How many slaves work for you? (Politics)
Saturday, September 24, 2005 23:28
In the latest from Anthropik, Giulianna Lamanna ponders the slave state (among other interesting things in the post).
In order for me to enjoy my Western luxuries, I have roughly 2.8 slaves. (The third is a part-time slave to someone else, possibly to another American who owns even more slaves than I do.) I don't know who they are. They live in Africa or South America or East Asia or someplace. They live like there's barely any Earth at all so I can live like a queen, with my computer and television set and CD player.
Who are they? What are their names? How would they spend their lives if the'd been born with all the wealth and opportunity I'd been born with? Would they be anarcho-primitivists too? Would they be like the people I routinely argue with, who hold up the products of their wealth - the things they can have because so many more people have nothing - as evidence that this culture is worth keeping?
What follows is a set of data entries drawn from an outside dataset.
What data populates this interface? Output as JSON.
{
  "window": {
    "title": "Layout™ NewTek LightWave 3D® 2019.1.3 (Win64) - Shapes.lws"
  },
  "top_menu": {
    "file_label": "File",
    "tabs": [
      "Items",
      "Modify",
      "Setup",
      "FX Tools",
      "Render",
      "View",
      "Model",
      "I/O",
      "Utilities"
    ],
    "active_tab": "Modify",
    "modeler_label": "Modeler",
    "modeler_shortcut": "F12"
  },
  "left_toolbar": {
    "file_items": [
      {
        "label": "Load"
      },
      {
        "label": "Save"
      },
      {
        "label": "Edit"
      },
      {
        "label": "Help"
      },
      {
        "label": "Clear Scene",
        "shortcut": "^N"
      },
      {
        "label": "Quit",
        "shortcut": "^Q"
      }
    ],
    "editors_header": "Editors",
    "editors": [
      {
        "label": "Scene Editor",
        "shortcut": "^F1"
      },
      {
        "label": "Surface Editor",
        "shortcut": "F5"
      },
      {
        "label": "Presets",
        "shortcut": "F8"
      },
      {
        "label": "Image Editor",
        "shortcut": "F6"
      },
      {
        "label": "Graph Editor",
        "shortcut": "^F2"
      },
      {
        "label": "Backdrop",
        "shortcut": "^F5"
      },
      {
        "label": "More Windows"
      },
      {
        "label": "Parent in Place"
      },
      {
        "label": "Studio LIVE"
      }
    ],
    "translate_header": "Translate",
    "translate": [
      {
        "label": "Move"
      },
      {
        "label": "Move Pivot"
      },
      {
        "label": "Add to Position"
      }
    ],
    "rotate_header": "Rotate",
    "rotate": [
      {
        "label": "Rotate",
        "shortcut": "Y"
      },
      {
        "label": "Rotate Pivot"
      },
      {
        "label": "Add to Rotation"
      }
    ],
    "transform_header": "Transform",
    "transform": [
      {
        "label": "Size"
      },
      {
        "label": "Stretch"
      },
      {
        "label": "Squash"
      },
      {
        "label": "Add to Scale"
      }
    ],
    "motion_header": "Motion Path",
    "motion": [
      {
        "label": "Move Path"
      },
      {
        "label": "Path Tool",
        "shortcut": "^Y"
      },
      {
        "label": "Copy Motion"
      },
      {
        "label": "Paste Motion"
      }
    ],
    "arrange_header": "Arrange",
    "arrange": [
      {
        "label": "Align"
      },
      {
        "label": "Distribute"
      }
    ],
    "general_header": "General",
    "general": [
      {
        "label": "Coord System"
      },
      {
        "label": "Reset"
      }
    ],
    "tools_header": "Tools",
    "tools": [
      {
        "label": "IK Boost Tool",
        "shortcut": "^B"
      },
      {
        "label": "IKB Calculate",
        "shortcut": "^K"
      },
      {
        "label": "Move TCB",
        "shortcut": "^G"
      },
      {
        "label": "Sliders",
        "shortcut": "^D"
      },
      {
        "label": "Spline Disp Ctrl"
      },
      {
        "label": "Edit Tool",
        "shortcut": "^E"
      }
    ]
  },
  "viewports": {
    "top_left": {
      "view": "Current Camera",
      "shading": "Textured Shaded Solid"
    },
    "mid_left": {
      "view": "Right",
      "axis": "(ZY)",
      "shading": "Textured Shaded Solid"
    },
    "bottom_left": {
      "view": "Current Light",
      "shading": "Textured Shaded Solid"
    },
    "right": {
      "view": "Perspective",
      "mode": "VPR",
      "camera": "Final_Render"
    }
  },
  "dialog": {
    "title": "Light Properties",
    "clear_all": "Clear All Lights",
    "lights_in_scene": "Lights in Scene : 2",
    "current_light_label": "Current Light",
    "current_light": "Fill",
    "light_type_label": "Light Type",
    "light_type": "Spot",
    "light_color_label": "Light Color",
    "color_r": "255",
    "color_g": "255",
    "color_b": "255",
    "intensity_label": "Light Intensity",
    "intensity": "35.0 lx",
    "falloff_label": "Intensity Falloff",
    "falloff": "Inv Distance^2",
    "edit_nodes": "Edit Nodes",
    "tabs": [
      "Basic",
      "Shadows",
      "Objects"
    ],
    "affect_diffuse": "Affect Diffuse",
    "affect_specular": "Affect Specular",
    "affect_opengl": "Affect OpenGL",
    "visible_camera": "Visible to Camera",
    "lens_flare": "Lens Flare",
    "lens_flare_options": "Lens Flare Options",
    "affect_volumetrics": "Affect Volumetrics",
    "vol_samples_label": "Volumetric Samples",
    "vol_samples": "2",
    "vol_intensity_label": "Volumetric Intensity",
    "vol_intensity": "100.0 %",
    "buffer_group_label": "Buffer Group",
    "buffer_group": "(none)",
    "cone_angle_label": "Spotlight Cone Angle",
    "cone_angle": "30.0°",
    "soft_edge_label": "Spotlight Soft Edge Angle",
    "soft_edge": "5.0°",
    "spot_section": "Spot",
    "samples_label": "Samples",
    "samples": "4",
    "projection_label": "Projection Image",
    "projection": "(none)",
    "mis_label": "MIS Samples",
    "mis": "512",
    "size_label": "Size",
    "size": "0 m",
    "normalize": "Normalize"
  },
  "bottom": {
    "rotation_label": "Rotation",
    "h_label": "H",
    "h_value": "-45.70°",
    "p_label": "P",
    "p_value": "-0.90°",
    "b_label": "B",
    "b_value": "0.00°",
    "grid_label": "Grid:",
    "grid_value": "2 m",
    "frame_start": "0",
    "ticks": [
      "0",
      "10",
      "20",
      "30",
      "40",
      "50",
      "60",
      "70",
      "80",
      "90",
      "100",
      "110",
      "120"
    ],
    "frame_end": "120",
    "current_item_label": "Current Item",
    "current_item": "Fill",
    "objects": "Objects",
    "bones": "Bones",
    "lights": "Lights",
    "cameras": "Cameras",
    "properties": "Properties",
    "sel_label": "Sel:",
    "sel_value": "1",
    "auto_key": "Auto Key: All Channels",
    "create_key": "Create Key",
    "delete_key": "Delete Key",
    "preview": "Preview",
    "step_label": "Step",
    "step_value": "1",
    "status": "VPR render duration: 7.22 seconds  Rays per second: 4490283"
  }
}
This, to me, is the other side of the appeal of the anarchist/dropout coin. Of course none of us want ourselves to be forced into slavery (by whatever disguise or name it takes). But how many of us are willing to give up our slaves?
I, for one, would like to. That's one reason I quit shopping at Wal Mart, and started buying clothes at second-hand stores even though I could probably afford new ones. (Though I'm still far from free of dependence on the slave state, because, like Giulianna, I too have a tv, computer, and cd player. The idea of not buying new ones when the ones I have break down isn't easy, especially if I have the money for it.) This is also why I don't want to have tons of money either. Beyond a certain point, the only thing I'd really be able to use it for would be to enslave others, even if that enslavement is subtle, not obvious. No thanks, jack.
Now I recognize that I'm unlikely to break free of slavery completely in my lifetime. (Both of being a slave and using the products of slave labor.) But that doesn't mean it's not worth trying.
by wacian (2005-09-28 08:35)
Hours, days, years go by trying to make it in the system. Rewards are promised, we try to lift our heads up from the muck, the earthly grind stone to see past the constant lashing of the whip. At the end of the day I feel robbed, my life is draining from me, and all I have to prove for it has been spent. At times I feel I’m waking from my daze, only to slip back under. Some work part time for many masters.
What was or is freedom? Not feeding the slave driven world? If and when no longer being a slave does that make us a slave master?